Vreugde en beloningen van de ware aanbidding
Vanaf het moment dat ik de ware aanbidding aanvaardde, heb ik inderdaad veel vreugde en beloningen ontvangen. Wanneer ik bijvoorbeeld een congres van de Getuigen bezoek, word ik vervuld van enthousiasme als ik de ervaringen van anderen hoor die van gevangenschap aan het spiritisme zijn bevrijd. Nog niet lang geleden hoorde ik over een toverdokter die jarenlang lichamelijk lijden had ondergaan; hij was zelf wellicht het slachtoffer geworden van de demonen die hij aanbad, zoals dat zo dikwijls het geval is. Op zekere dag ontmoette hij een Getuige die een volle-tijdpredikster van bijbelse waarheden was. Toen hij van haar het goede nieuws hoorde, vertrouwde hij haar toe dat hij met zijn familie in onmin leefde omdat zijn fetisj (juju) zijn volk bleef ruïneren ondanks het feit dat er vele offers werden gebracht om de geesten gunstig te stemmen. Daar hij nu verarmd was, had hij getracht hulp te verkrijgen van de religieuze leider van de „Berg Sion”-sekte en had hij de priester zelfs voorgesteld de juju te verbranden. Wat was hij verbaasd toen hij de kerkelijke leider hoorde zeggen: „Dat is niets voor mij! Ik ben er helemaal niet op gesteld dat dit ding mij zal doden en het leven van mijn volk zal verwoesten!”

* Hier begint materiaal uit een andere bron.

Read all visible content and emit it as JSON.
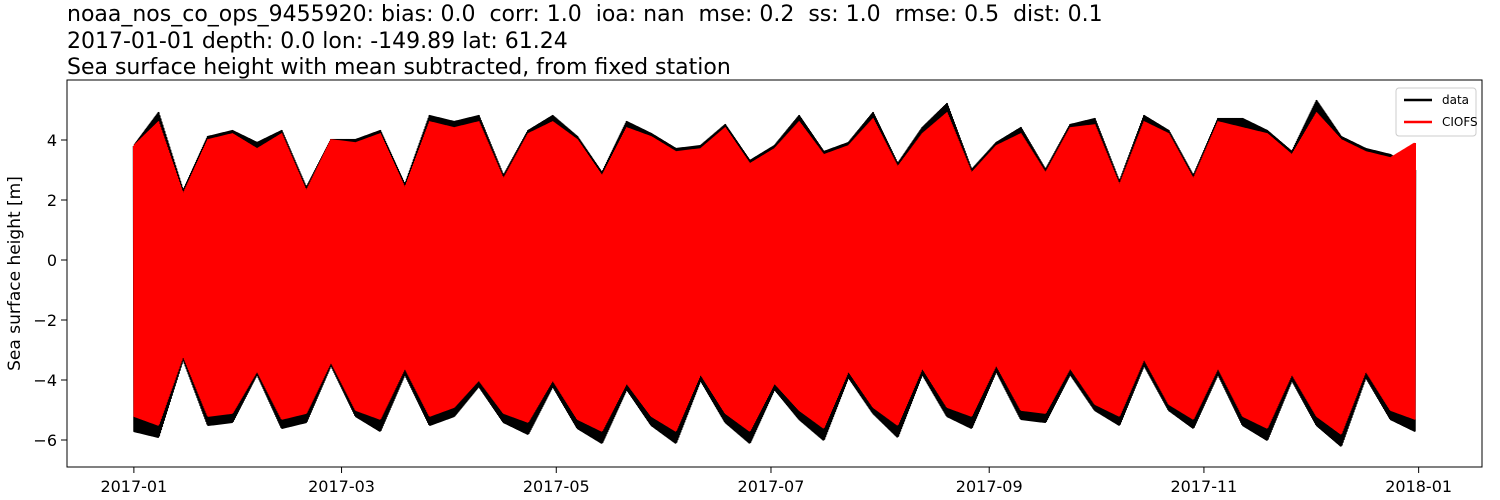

Toen de toverdokter zag dat de kerkelijke leider bang was om tegen de demonen op te treden door de juju te vernietigen, vroeg hij vervolgens aan de getuige van Jehovah hem te willen helpen. Zij sprak erover met de presiderende bedienaar van haar gemeente, en hij trof onmiddellijk regelingen om de juju te laten verbranden. De mensen in de buurt verwachtten natuurlijk dat de Getuigen die de juju vernietigden stellig zouden sterven. Toen hun echter niets overkwam, besloten de mensen zelf ook meer over de ware God, Jehovah, die machtiger is dan enig andere god, te weten te komen. Wat de toverdokter en zijn vrouw betreft — zij werden van de toverkracht der demonen bevrijd. Zij begonnen de vergaderingen van de Getuigen te bezoeken en na zes maanden werden zij gedoopt. De ex-toverdokter staat nu zelf als pionier-bedienaar van het evangelie in de volle-tijddienst en helpt anderen zich van de slavernij aan het spiritisme los te maken.

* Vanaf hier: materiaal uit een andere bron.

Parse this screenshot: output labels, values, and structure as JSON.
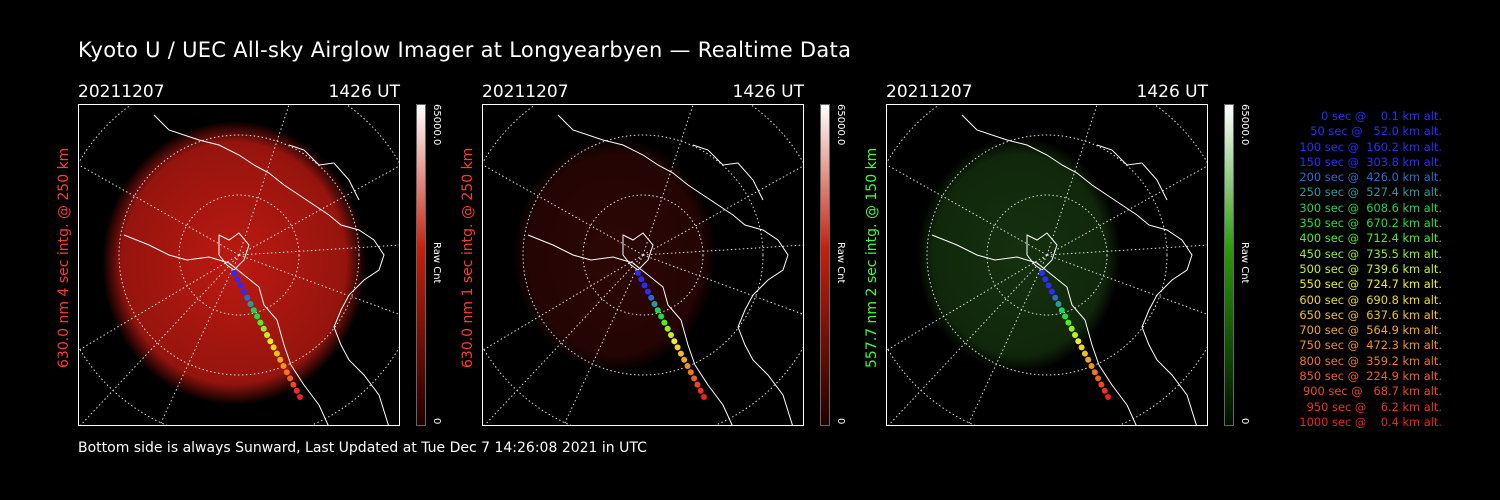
{
  "title": "Kyoto U / UEC All-sky Airglow Imager at Longyearbyen — Realtime Data",
  "footer": "Bottom side is always Sunward, Last Updated at Tue Dec  7 14:26:08 2021 in UTC",
  "panels": [
    {
      "date": "20211207",
      "time": "1426 UT",
      "label": "630.0 nm 4 sec intg. @ 250 km",
      "label_color": "#ff3b2f",
      "cbar_max": "65000.0",
      "cbar_unit": "Raw Cnt",
      "cbar_min": "0",
      "cbar_color": "#c81e0a",
      "glow": "red",
      "intensity": 0.85
    },
    {
      "date": "20211207",
      "time": "1426 UT",
      "label": "630.0 nm 1 sec intg. @ 250 km",
      "label_color": "#ff3b2f",
      "cbar_max": "65000.0",
      "cbar_unit": "Raw Cnt",
      "cbar_min": "0",
      "cbar_color": "#c81e0a",
      "glow": "red",
      "intensity": 0.2
    },
    {
      "date": "20211207",
      "time": "1426 UT",
      "label": "557.7 nm 2 sec intg. @ 150 km",
      "label_color": "#3cff3c",
      "cbar_max": "65000.0",
      "cbar_unit": "Raw Cnt",
      "cbar_min": "0",
      "cbar_color": "#2a9a0a",
      "glow": "green",
      "intensity": 0.35
    }
  ],
  "legend": [
    {
      "text": "   0 sec @    0.1 km alt.",
      "color": "#2b2bff"
    },
    {
      "text": "  50 sec @   52.0 km alt.",
      "color": "#2b2bff"
    },
    {
      "text": " 100 sec @  160.2 km alt.",
      "color": "#2b2bff"
    },
    {
      "text": " 150 sec @  303.8 km alt.",
      "color": "#2b2bff"
    },
    {
      "text": " 200 sec @  426.0 km alt.",
      "color": "#2b6bd0"
    },
    {
      "text": " 250 sec @  527.4 km alt.",
      "color": "#2a9aa0"
    },
    {
      "text": " 300 sec @  608.6 km alt.",
      "color": "#1ed35a"
    },
    {
      "text": " 350 sec @  670.2 km alt.",
      "color": "#22e030"
    },
    {
      "text": " 400 sec @  712.4 km alt.",
      "color": "#50ee20"
    },
    {
      "text": " 450 sec @  735.5 km alt.",
      "color": "#90f020"
    },
    {
      "text": " 500 sec @  739.6 km alt.",
      "color": "#c8f020"
    },
    {
      "text": " 550 sec @  724.7 km alt.",
      "color": "#f0f020"
    },
    {
      "text": " 600 sec @  690.8 km alt.",
      "color": "#f0d820"
    },
    {
      "text": " 650 sec @  637.6 km alt.",
      "color": "#f0c020"
    },
    {
      "text": " 700 sec @  564.9 km alt.",
      "color": "#f0a820"
    },
    {
      "text": " 750 sec @  472.3 km alt.",
      "color": "#f09020"
    },
    {
      "text": " 800 sec @  359.2 km alt.",
      "color": "#f07820"
    },
    {
      "text": " 850 sec @  224.9 km alt.",
      "color": "#f06020"
    },
    {
      "text": " 900 sec @   68.7 km alt.",
      "color": "#f04820"
    },
    {
      "text": " 950 sec @    6.2 km alt.",
      "color": "#f03020"
    },
    {
      "text": "1000 sec @    0.4 km alt.",
      "color": "#f02020"
    }
  ]
}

Hoewel ik niet langer de financiële inkomsten geniet als genezingen verrichtende toverdokter, heb ik ware verkwikking voor mijn ziel ontvangen door als een discipel van Christus Gods wil te doen (Matth. 11:28-30). En wat een vreugde geeft het mij, anderen deze verkwikking te bezorgen! Nu kan ik anderen vertellen dat God niet door middel van toverij maar door bemiddeling van zijn Koning-Zoon Jezus Christus blijvende genezing voor de gehele gehoorzame mensheid zal bewerken door hen tot menselijke volmaaktheid te brengen (Openb. 21:3, 4). Wat ben ik bovendien dankbaar dat Jehovah in de naaste toekomst aan alle vals-religieuze praktijken met inbegrip van toverij een eind zal maken. — Openb. 22:15.

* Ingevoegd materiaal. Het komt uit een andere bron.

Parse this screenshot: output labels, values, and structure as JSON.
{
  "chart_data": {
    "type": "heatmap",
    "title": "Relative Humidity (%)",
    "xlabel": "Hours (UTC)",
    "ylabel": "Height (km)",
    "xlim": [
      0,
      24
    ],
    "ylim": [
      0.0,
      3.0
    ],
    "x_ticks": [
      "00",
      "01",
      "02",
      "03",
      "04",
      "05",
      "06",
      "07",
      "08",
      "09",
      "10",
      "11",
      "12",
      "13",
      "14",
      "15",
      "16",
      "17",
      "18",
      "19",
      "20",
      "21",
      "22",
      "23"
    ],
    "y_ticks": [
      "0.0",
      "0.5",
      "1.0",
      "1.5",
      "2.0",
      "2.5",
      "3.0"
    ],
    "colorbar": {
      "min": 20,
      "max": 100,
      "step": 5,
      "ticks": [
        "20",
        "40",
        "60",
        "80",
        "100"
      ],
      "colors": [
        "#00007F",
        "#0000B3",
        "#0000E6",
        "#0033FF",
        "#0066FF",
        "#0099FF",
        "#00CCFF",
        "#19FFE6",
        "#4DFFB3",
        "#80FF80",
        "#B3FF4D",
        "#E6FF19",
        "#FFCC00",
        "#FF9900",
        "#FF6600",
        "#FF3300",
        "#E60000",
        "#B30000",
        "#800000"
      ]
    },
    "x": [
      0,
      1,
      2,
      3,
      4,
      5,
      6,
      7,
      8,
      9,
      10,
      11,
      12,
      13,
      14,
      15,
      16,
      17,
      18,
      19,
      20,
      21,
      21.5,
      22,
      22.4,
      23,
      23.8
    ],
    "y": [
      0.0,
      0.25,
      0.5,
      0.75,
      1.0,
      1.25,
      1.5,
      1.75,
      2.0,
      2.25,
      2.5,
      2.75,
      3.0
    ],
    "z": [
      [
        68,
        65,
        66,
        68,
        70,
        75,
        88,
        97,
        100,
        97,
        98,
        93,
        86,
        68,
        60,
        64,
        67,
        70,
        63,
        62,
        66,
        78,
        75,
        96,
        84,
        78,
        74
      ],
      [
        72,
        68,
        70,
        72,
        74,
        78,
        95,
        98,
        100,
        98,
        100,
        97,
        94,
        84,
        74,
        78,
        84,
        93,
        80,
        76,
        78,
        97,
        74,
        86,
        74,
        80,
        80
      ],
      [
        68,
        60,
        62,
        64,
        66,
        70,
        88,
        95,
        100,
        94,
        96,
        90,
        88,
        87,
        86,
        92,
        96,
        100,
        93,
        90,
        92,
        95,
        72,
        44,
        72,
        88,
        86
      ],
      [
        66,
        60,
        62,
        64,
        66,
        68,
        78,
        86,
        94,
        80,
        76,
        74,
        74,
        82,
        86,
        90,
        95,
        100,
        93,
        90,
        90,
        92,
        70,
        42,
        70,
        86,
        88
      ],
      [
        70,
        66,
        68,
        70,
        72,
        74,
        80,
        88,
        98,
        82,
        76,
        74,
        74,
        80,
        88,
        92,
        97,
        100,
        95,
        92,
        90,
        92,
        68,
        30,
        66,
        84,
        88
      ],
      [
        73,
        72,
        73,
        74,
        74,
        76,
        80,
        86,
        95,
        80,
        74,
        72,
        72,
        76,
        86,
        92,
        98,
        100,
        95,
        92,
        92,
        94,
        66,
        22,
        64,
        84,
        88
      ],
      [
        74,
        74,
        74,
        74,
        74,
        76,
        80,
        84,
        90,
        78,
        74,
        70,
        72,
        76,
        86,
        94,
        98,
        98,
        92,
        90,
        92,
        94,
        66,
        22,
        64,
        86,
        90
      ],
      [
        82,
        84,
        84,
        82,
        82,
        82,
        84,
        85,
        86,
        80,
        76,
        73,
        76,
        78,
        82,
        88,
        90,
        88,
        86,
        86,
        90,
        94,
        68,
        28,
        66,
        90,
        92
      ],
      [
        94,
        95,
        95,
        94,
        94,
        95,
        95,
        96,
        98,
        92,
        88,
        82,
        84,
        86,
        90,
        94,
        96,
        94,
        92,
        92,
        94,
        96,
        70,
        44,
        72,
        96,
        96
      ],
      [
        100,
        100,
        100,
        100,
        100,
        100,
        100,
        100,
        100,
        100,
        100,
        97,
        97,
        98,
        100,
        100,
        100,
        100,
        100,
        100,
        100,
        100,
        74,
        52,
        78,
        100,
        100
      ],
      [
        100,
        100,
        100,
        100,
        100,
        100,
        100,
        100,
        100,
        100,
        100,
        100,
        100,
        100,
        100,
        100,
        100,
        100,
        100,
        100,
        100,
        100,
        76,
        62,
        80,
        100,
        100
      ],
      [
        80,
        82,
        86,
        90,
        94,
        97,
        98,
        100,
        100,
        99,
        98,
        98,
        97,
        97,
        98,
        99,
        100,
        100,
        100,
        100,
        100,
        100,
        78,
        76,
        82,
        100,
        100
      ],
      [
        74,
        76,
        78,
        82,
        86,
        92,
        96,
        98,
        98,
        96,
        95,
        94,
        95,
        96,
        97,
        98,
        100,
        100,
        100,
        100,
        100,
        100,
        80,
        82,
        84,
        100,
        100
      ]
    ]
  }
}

Mijn vreugde blijft zich vermeerderen. Vier van mijn negen kinderen koesteren thans eveneens de hoop op eeuwig leven in Gods nieuwe samenstel van dingen. Mijn jongere broer, die zich er, te zamen met mijn ouders, hevig tegen verzette dat ik een van Jehovah’s getuigen werd, heeft een verandering van hart ondergaan en dient thans de belangen van Gods koninkrijk. Ook heb ik nog op de leeftijd van vierenzeventig jaar het voorrecht ontvangen een speciale cursus voor gemeenteopzieners te volgen die onder auspiciën staat van het Wachttorengenootschap in Lagos, Nigeria. Mijn vreugdevolle ervaringen en mijn beloningen zijn werkelijk groot geweest sinds ik mij van het spiritisme heb losgerukt en mijn leven aan de ware God heb opgedragen!